Sadly, despite my adoption of the word 'Ganko' as a personal power word for my fitness goals, its original meaning is not entirely negated.  In fact, as I found out recently, the negatives can remain true to the point of unnecessary personal risk.  Long time readers of my blog may remember that I got very sick last summer with a respiratory flu that really threw me for a loop and cost me about two months of training, and since that time, I have been on a steroid inhaler.  I had hoped that this would be something to gradually stop using and return to breathing normally.  I usually take it at night, and have no breathing issues for the following day.  However, I don't like of being dependent on a steroid, nor do I like adding asthma or possibly COPD to my list of health concerns.  So, every time that get towards the end of an inhaler, I attempt to ween myself off of the medication in hopes of resuming life without breathing issues.  Usually, after a day or two of constricted breathing, I have seen the light and gotten a refill for my inhaler.  Well, recently my "ganko-ness" kicked into high gear and despite spending two days with chest constriction and making a doctor's appointment, I refused to admit that I have some form of asthma or breathing issue, and went to the Y an to a "football conditioning" class: lots of sprints, agility drills, and stairs.  I began to feel really bad about halfway through the class.  My chest was constricted and I was fighting some kind of side/back stitch.  Breathing became more and more difficult to the point where by the end of class, I felt lightheaded and dizzy.  I ended up going straight home and taking a rescue inhaler that I haven't needed in months.  It took me nearly an hour to feel close to normal.  By the end, my wife was worried, and I felt foolish that I had been Ganko in the worst kind of way.

Both professional and recreational athletes often have difficulty knowing when to push through an ache, pain, or illness.

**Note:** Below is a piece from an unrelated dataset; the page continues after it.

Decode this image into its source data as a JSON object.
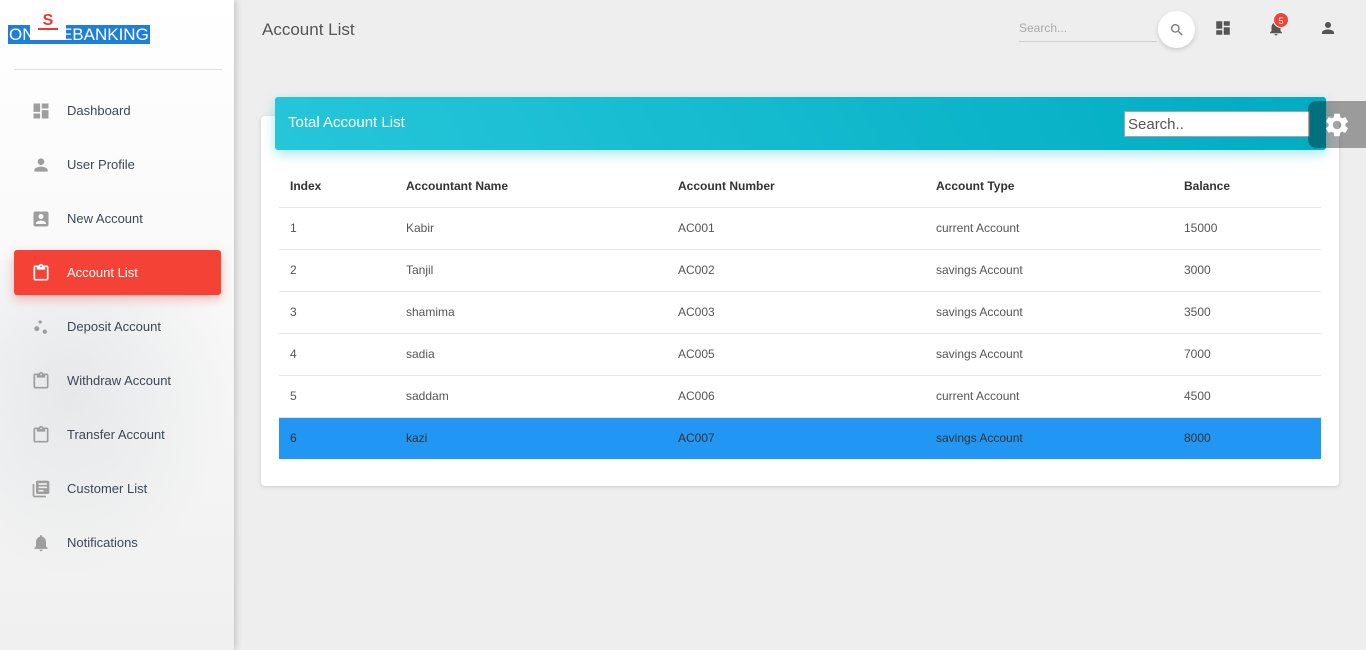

However, I think even though they are often blinded by their drive to achieve or any number of other factors, I doubt that they feel the deep feeling of self loathing that someone new to the world of fitness feels when they face injuries and illness.  I could be wrong, but I know many people, who once they have found the motivation get off the couch and change their life, mistake the need rest and injury or the signs of illness for a personal failing or weakness.  It's often been said there's no zealot like a convert and in the world of Fitness, running, and athletics, it seems particularly true.  However, in this case the zealot's wrath is most often applied to themselves rather than those around them.  In my own case, I am still learning to toe the fine line between the multiple interpretations of my personal power word.  Because, I am and hope to remain 'Ganko'.  I just need to make sure that I breath deep and fall on the positive side of the word.